And, if the trend now is to build code with AI this days, why can’t we build micro-pseudocode (Such as YARA-L) with it?

Ther answer is a mix of limitations:

  • First, LLMs barely know anything about YARA-L. It’s obscure, the syntax isn’t widely documented, and the few examples that exist rarely show up in their training data. Even when the model gets the shape right, it starts drifting as soon as you ask for something specific.

  • Second, knowing the language isn’t enough. The model also needs context: the log type, the UDM structure, and real examples of the events you’re working with. Without that, it begins guessing, because we’re basically asking it to read our minds. It’s almost like a distributed system: nothing works in a vacuum.

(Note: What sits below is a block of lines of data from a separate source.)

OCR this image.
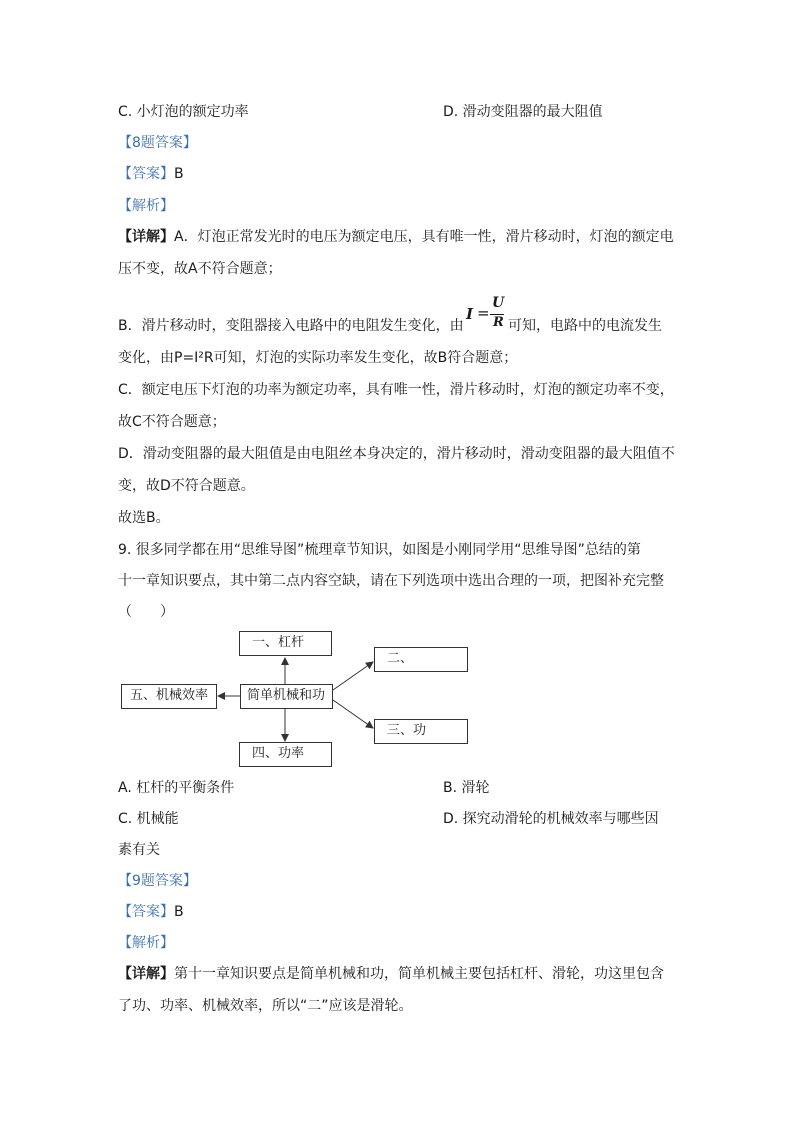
C. 小灯泡的额定功率	D. 滑动变阻器的最大阻值
【8题答案】
【答案】B
【解析】
【详解】A．灯泡正常发光时的电压为额定电压，具有唯一性，滑片移动时，灯泡的额定电
压不变，故A不符合题意；
B．滑片移动时，变阻器接入电路中的电阻发生变化，由
I =
U
R 可知，电路中的电流发生
变化，由P=I²R可知，灯泡的实际功率发生变化，故B符合题意；
C．额定电压下灯泡的功率为额定功率，具有唯一性，滑片移动时，灯泡的额定功率不变，
故C不符合题意；
D．滑动变阻器的最大阻值是由电阻丝本身决定的，滑片移动时，滑动变阻器的最大阻值不
变，故D不符合题意。
故选B。
9. 很多同学都在用“思维导图”梳理章节知识，如图是小刚同学用“思维导图”总结的第
十一章知识要点，其中第二点内容空缺，请在下列选项中选出合理的一项，把图补充完整
（　　）
一、杠杆
二、
简单机械和功
五、机械效率
三、功
四、功率
A. 杠杆的平衡条件	B. 滑轮
C. 机械能	D. 探究动滑轮的机械效率与哪些因
素有关
【9题答案】
【答案】B
【解析】
【详解】第十一章知识要点是简单机械和功，简单机械主要包括杠杆、滑轮，功这里包含
了功、功率、机械效率，所以“二”应该是滑轮。
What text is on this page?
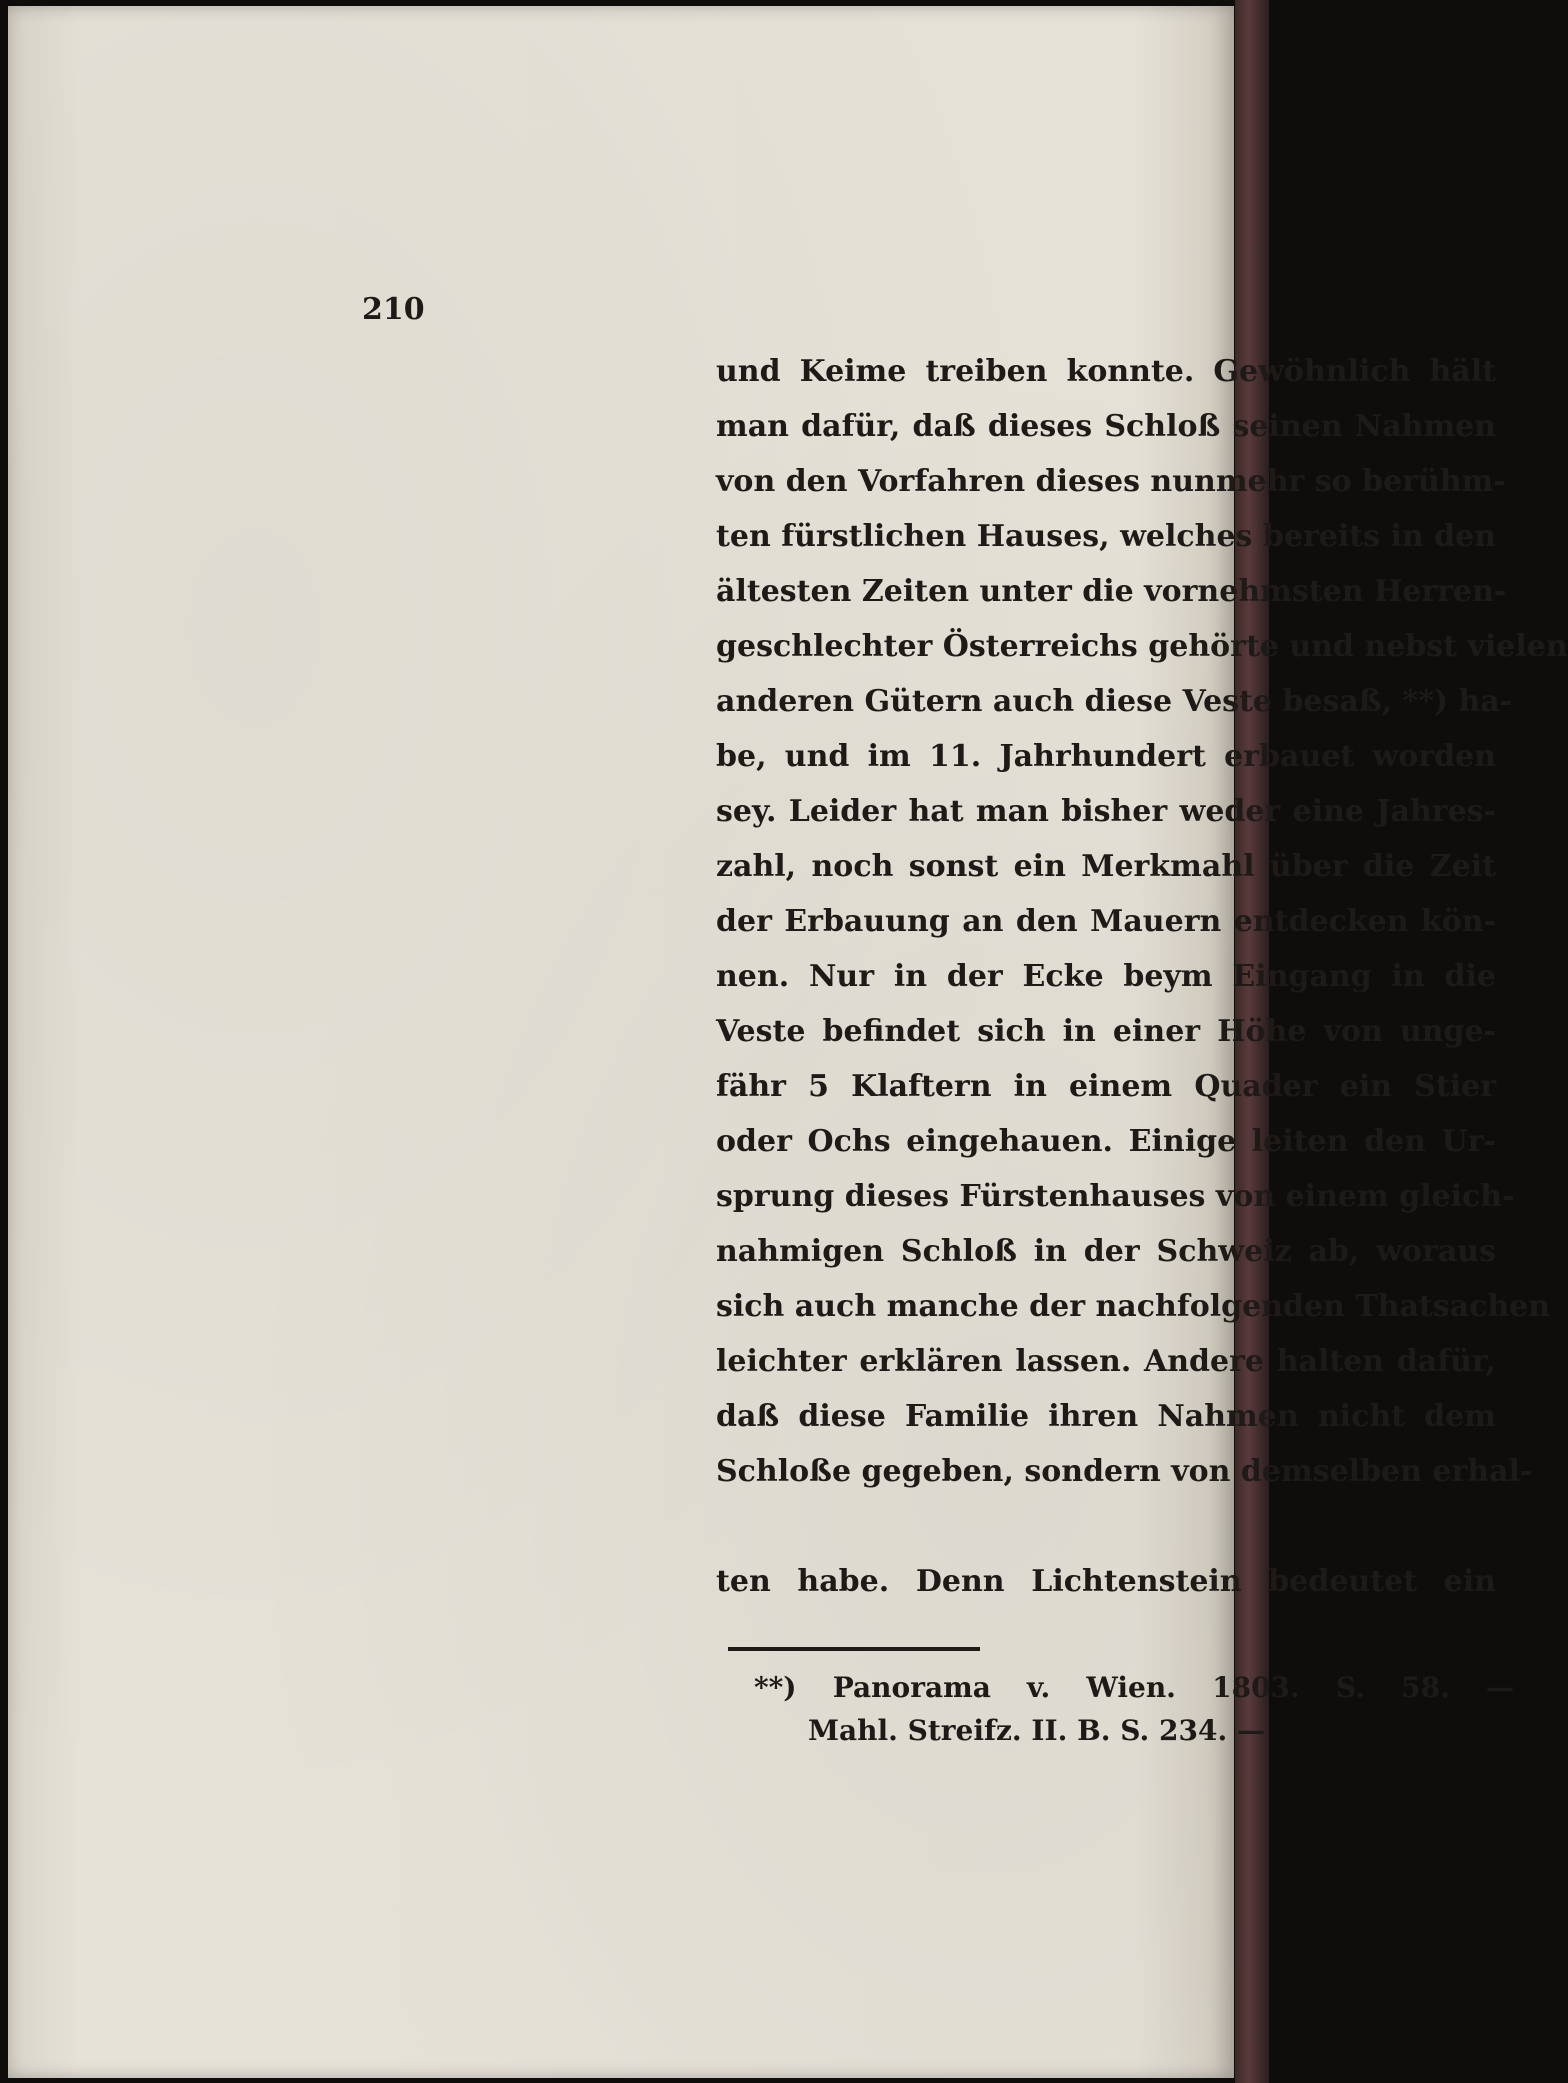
210
und Keime treiben konnte. Gewöhnlich hält
man dafür, daß dieses Schloß seinen Nahmen
von den Vorfahren dieses nunmehr so berühm-
ten fürstlichen Hauses, welches bereits in den
ältesten Zeiten unter die vornehmsten Herren-
geschlechter Österreichs gehörte und nebst vielen
anderen Gütern auch diese Veste besaß, **) ha-
be, und im 11. Jahrhundert erbauet worden
sey. Leider hat man bisher weder eine Jahres-
zahl, noch sonst ein Merkmahl über die Zeit
der Erbauung an den Mauern entdecken kön-
nen. Nur in der Ecke beym Eingang in die
Veste befindet sich in einer Höhe von unge-
fähr 5 Klaftern in einem Quader ein Stier
oder Ochs eingehauen. Einige leiten den Ur-
sprung dieses Fürstenhauses von einem gleich-
nahmigen Schloß in der Schweiz ab, woraus
sich auch manche der nachfolgenden Thatsachen
leichter erklären lassen. Andere halten dafür,
daß diese Familie ihren Nahmen nicht dem
Schloße gegeben, sondern von demselben erhal-
ten habe. Denn Lichtenstein bedeutet ein
**) Panorama v. Wien. 1803. S. 58. —
Mahl. Streifz. II. B. S. 234. —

After a lot of trial and error with both issues and tinkering with some tools, I ended up building a workflow that gets surprisingly close to “automatic YARA-L generation” without writing a single line of the rule syntax myself.

The result is a Gemini CLI setup that creates a YARA-L rule, validates it against Chronicle, and corrects its own mistakes in a feedback loop. The whole thing can be adapted to Claude Code, Opencode, or any AI tool you prefer. The steps repeat in a consistent pattern, so I think of it more as a small framework than a one-off workflow.

Below is what the execution looks like inside Gemini CLI.

workflow-execution.png

Link to the repo:

I originally intended to build a workflow, but this setup, or steps repeat cleanly enough and can be de-composed to build a larger system, or translate to other tools, so it behaves more like a small framework.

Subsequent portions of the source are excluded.